Useful Raising/Lowering Operator Equation, Quick derivation help

[logic smogic]

Problem

Show that,

$$a (a^{ \dagger})^{n} = n (a^{\dagger})^{n-1}+(a^{\dagger})^{n} a$$

Formulae

$$a = \sqrt{\frac{m \omega}{2 \hbar}}(x+\frac{\imath p}{m \omega})$$

$$a^{\dagger} = \sqrt{\frac{m \omega}{2 \hbar}}(x-\frac{\imath p}{m \omega})$$

$$[a,a^{\dagger}]= a a^{\dagger}-a^{\dagger}a=1$$

Attempt

This is just one step in a long derivation from another problem. The author (Goswami, pg 147) uses it without proof, but I would like to modify it – and hence I need to understand where he got it from.

I can see how you might pull $$a^{\dagger}$$’s out from the first and third term, and try to use the commutation relation, but the n’s don’t seem to work out right.

Any thoughts?

 

[Dick]

The formula you are trying to prove is the same as [a,(a^+)^n]=n*(a^+)^(n-1), right? For any three operators A,B and C we know [A,BC]=[A,B]C+B[A,C]. This looks like the product rule for differentiation with [A, acting like a derivative.
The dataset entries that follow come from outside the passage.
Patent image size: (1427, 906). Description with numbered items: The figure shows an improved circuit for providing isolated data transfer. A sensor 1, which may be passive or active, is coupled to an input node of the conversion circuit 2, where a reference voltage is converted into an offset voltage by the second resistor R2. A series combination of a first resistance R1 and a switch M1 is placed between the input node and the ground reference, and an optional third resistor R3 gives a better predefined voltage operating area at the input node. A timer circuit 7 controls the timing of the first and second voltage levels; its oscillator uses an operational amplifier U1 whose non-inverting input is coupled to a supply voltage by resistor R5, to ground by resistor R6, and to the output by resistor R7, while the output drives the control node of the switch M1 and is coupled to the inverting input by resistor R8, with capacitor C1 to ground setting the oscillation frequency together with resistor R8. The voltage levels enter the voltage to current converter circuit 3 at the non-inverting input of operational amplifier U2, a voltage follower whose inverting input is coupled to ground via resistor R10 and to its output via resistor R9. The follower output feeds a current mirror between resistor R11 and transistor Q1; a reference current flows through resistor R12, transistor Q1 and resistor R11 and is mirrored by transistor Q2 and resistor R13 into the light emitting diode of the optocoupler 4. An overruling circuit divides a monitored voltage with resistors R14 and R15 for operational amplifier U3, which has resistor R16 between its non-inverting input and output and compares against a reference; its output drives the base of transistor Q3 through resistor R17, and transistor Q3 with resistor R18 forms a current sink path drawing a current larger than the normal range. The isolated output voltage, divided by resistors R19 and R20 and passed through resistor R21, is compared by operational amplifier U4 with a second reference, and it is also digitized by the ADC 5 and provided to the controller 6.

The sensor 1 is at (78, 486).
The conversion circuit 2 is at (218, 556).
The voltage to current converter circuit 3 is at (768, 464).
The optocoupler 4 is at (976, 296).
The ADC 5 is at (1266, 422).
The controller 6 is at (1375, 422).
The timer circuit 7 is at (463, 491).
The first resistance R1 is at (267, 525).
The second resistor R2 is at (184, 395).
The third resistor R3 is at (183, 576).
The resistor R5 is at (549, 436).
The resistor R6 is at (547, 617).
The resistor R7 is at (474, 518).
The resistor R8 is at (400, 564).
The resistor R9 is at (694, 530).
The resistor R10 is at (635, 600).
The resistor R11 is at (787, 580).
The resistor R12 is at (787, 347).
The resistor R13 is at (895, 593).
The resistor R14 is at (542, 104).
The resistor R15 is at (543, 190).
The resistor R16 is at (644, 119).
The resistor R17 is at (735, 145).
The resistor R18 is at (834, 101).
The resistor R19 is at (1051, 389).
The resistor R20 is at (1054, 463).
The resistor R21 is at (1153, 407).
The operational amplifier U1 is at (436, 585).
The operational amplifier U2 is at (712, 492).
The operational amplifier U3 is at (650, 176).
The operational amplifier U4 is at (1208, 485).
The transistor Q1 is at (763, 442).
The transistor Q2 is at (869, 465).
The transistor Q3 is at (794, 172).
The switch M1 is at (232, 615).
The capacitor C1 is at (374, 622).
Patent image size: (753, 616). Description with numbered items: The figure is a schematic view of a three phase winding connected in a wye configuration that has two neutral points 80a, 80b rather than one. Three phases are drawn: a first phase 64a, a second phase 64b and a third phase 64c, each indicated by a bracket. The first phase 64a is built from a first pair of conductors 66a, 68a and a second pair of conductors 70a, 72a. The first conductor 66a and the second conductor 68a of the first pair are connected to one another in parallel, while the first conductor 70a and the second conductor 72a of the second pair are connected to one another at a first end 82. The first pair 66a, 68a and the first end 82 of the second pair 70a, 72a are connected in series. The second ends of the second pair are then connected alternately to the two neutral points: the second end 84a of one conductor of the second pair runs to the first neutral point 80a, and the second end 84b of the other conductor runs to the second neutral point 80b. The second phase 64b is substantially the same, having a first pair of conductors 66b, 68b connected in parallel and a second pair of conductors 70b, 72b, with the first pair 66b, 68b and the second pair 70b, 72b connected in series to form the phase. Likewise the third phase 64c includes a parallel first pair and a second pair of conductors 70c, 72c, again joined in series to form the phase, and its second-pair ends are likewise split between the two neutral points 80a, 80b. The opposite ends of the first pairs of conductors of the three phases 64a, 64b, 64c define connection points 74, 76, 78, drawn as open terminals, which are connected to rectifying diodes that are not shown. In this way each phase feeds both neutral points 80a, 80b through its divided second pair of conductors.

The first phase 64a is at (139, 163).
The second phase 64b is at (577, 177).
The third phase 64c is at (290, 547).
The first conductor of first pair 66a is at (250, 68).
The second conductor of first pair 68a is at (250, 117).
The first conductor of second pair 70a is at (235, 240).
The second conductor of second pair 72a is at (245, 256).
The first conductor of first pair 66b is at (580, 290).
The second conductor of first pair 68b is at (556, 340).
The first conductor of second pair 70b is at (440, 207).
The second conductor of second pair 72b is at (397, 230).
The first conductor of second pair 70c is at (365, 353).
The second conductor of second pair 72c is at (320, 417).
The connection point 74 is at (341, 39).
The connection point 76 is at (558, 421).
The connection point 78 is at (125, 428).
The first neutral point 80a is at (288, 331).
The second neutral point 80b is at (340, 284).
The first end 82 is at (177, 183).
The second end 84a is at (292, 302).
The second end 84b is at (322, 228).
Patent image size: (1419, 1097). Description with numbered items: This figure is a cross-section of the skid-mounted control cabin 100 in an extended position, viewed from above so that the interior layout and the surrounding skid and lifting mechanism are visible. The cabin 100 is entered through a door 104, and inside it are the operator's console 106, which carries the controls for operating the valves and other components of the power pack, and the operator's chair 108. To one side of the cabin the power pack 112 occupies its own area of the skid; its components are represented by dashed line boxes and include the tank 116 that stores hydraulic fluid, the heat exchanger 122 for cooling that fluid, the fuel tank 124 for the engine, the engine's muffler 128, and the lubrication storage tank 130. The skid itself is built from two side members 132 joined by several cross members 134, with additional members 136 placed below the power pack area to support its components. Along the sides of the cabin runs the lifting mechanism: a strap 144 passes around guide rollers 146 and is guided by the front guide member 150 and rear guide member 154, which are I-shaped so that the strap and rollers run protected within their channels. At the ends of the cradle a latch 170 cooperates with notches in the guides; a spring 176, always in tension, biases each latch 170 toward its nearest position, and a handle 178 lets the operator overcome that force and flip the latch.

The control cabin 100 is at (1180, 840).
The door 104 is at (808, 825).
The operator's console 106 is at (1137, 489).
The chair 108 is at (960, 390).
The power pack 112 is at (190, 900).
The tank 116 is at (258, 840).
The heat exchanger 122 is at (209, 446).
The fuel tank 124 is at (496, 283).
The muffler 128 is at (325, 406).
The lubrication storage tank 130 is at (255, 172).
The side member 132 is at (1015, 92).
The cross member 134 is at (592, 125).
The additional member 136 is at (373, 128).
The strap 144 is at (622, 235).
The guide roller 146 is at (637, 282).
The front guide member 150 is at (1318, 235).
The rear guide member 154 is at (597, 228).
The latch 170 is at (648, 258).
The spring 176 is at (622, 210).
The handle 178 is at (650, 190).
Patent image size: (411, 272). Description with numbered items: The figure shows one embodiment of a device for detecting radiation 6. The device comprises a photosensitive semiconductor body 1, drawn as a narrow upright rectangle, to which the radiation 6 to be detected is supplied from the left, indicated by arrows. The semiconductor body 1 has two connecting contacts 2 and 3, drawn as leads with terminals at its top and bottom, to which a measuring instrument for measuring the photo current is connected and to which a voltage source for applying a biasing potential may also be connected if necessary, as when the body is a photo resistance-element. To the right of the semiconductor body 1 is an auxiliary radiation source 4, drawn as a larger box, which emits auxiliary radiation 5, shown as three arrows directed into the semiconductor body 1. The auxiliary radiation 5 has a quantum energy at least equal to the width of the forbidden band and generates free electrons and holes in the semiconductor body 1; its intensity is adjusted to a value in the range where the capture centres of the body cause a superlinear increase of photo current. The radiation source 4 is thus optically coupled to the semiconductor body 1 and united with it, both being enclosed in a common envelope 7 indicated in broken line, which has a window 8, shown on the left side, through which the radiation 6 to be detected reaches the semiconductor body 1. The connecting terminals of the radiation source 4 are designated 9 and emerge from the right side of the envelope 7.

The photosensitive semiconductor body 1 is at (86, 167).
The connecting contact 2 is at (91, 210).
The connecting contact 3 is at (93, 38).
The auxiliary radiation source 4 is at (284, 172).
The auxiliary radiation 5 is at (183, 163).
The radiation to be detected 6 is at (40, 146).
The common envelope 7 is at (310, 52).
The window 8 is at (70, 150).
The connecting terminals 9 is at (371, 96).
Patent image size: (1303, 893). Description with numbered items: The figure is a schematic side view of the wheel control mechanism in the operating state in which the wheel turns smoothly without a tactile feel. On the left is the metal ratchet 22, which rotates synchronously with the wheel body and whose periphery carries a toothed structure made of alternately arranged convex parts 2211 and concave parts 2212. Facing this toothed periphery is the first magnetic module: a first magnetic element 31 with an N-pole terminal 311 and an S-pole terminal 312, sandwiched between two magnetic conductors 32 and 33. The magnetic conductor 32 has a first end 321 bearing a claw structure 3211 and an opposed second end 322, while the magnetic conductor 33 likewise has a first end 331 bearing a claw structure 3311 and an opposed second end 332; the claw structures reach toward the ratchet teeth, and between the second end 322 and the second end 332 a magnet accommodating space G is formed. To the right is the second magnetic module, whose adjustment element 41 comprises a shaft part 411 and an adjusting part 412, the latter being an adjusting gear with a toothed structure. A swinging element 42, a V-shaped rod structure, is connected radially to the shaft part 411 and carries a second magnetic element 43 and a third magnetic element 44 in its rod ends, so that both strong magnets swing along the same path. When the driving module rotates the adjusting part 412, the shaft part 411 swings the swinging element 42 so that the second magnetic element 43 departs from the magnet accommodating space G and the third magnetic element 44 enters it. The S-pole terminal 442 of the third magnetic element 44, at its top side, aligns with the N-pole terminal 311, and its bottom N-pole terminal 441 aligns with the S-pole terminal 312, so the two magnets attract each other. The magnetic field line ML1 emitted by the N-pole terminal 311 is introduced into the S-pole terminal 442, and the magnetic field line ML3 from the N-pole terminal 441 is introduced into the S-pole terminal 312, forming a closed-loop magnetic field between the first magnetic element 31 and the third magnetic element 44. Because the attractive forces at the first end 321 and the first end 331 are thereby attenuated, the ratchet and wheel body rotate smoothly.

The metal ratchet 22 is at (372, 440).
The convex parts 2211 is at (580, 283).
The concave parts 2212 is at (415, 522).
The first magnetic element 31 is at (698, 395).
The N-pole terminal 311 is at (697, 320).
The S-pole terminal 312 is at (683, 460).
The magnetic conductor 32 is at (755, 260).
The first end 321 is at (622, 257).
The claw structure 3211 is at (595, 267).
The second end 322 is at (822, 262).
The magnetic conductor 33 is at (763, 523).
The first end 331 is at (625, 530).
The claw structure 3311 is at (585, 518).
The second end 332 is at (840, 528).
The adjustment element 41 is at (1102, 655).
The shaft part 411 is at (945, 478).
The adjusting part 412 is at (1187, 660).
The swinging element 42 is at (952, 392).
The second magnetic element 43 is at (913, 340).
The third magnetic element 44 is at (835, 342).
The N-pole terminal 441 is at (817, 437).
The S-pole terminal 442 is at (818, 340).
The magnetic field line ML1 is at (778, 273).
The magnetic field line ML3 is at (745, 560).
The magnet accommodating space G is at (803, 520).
You can extend this to any number of operators, [A,BCDEF...]. So what does this say about [A,B^n] when [A,B]=1? BTW I think [a,a^+]=1, not the order you wrote.

 

[logic smogic]

Ah, I didn't think to look up some commutator identities. And, yes, we proved the differentiation/commutation relationship last homework assignment. Right, I'll try it again. Thanks.

 

[logic smogic]

So then,

$$[a^{2}, (a^{\dagger})^{n}] = a [a, (a^{\dagger})^{n}]+[a, (a^{\dagger})^{n}]a= a n (a^{\dagger})^{n-1} + n (a^{\dagger})^{n-1} a$$

Consider,

$$|n>=\frac{1}{\sqrt{n!}}(a^{\dagger})^{n}|0>$$

where

$$a|0>=0$$

then,

$$a^{2}|n>=\frac{1}{\sqrt{n!}}a^{2}( a^{\dagger})^{n}|0>$$
$$= \frac{1}{\sqrt{n!}}( a n (a^{\dagger})^{n-1} + n (a^{\dagger})^{n-1} a<br /> )| 0>$$
$$= \frac{1}{\sqrt{n!}} a n (a^{\dagger})^{n-1}| 0>$$
$$=\frac{1}{\sqrt{n!}} n (n-1) (a^{\dagger})^{n-2}|0>$$
$$= \sqrt {n (n-1)} |n-2>$$

I know that I may have not provided enough of a primer in the problem to have anyone check this, but just puttin’ it out there!